Y no podemos olvidar, por supuesto, esa «Historia de una monja» que no sólo terminó de consolidar a Audrey en el imaginario colectivo de los cinéfilos de todo el mundo como representación iconográfica de la bondad y el compromiso sino que, al haber interpretado a un personaje que tanto tenía que ver con su propia biografía, la actriz se vio profundamente conmovida hasta el punto de que, desde entonces, empezó a colaborar con pasión en distintas iniciativas sociales y solidarias.

 

Por esta labor fue nombrada embajadora especial de la UNICEF, trabajando con denuedo en favor de la educación de los menores más desfavorecidos de todo el mundo.
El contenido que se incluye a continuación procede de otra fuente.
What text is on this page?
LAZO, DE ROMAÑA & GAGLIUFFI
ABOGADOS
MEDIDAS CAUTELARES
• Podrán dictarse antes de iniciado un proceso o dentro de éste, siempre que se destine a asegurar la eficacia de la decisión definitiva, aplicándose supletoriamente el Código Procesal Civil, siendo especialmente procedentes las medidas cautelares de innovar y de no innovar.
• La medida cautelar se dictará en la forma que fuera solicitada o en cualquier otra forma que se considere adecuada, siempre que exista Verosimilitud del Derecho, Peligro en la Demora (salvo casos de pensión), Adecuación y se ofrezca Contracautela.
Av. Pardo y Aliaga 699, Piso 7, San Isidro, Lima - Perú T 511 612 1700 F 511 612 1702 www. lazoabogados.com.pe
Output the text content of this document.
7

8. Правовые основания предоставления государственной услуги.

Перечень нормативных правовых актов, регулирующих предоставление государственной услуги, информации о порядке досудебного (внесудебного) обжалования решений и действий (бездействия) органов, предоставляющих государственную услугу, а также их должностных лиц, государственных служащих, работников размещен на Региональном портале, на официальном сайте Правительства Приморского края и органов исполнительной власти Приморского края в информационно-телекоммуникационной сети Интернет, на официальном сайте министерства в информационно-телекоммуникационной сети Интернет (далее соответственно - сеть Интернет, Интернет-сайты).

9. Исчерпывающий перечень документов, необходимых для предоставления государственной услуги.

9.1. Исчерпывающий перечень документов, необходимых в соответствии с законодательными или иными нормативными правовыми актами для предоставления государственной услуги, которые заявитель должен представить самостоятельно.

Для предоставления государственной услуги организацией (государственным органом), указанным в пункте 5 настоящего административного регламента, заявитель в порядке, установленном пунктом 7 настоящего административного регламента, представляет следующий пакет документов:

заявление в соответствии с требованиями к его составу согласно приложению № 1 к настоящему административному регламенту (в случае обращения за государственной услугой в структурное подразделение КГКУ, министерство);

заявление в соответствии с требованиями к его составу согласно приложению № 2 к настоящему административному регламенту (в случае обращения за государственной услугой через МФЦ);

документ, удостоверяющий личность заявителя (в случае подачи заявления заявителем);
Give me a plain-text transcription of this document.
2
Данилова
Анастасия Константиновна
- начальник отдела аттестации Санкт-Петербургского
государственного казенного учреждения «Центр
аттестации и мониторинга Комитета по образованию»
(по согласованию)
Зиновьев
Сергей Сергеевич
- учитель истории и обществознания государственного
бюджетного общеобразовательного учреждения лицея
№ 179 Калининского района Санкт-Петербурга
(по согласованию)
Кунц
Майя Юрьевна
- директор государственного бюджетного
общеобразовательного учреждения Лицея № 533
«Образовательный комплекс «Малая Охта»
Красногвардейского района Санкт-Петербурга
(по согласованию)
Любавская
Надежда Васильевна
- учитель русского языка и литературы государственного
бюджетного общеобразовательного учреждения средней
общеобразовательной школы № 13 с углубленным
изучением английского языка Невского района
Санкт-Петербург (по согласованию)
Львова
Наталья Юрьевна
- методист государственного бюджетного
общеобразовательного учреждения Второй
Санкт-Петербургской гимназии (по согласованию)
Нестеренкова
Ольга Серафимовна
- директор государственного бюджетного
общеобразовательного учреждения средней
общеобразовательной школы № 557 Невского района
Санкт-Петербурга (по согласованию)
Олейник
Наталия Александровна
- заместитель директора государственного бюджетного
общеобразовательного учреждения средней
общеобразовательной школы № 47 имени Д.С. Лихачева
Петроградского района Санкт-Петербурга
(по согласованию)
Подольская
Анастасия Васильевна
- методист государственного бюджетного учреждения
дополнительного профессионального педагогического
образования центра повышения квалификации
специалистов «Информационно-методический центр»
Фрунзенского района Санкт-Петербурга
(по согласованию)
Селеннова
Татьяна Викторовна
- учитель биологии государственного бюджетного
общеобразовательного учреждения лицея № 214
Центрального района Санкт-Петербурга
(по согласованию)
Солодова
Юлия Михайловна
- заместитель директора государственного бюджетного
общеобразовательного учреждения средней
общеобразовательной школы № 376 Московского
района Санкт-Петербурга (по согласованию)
De hecho, gravemente enferma y completamente desahuciada, tres meses antes de su muerte viajó hasta Somalia para enviar un mensaje de apoyo y solidaridad a los niños de uno de los países más pobres del mundo. No es de extrañar que, años después de su fallecimiento, la UNICEF erigiera una estatua de la actriz y la instalase en su sede central de Nueva York.

 

Es muy significativo que la imagen de Audrey, como ocurriera con su entrada en el mundo de la interpretación, también comenzara a generarse por un divertido error: Cuando había firmado su contrato para participar en «Sabrina», el estudio la mandó al célebre diseñador Givenchy para que empezase a preparar el vestuario que luciría en la película.

 

A aquél le habían dicho que el papel principal de la comedia lo iba a interpretar Miss Hepburn y él entendió que se trataba de la otra Hepburn: Katherine. Por eso, cuando el diseñador se encontró con una jovencita desgarbada a la que no conocía, montó en cólera y se negó en redondo a trabajar con ella.

 

Givenchy no tardó, sin embargo, en cambiar de opinión. De hecho, no sólo la vistió majestuosamente para «Sabrina» sino que terminaría siendo íntimo amigo de Audrey y creando para ella un perfume especial: L’Interdit. La actriz, convertida ya en una celebridad, ya se mantendría toda su vida fiel al diseñador que había contribuido de forma decisiva a consolidar esa imagen pública de naturalidad sin estridencias y de una belleza natural que no necesitaba de joyas o caros complementos para refulgir como la estrella que era.      

 

Con el paso del tiempo, el recuerdo de Audrey ha pervive en el imaginario colectivo de millones de aficionados al cine que siguen adorándola. Terminamos con una evocación de Audrey, en palabras de uno de esos secretos admiradores que decoran orgullosamente su despacho con el retrato de la actriz: «es la mujer a la que hubiera amado toda la vida a cambio de absolutamente nada. O menos. Es la belleza…el único ser sobre la tierra, debajo de ella o en las nubes, al que te quedarías mirando toda la vida y luego el resto de la eternidad… porque los ángeles tienen su rostro.»     

 

Jesús Lens Espinosa de los Monteros.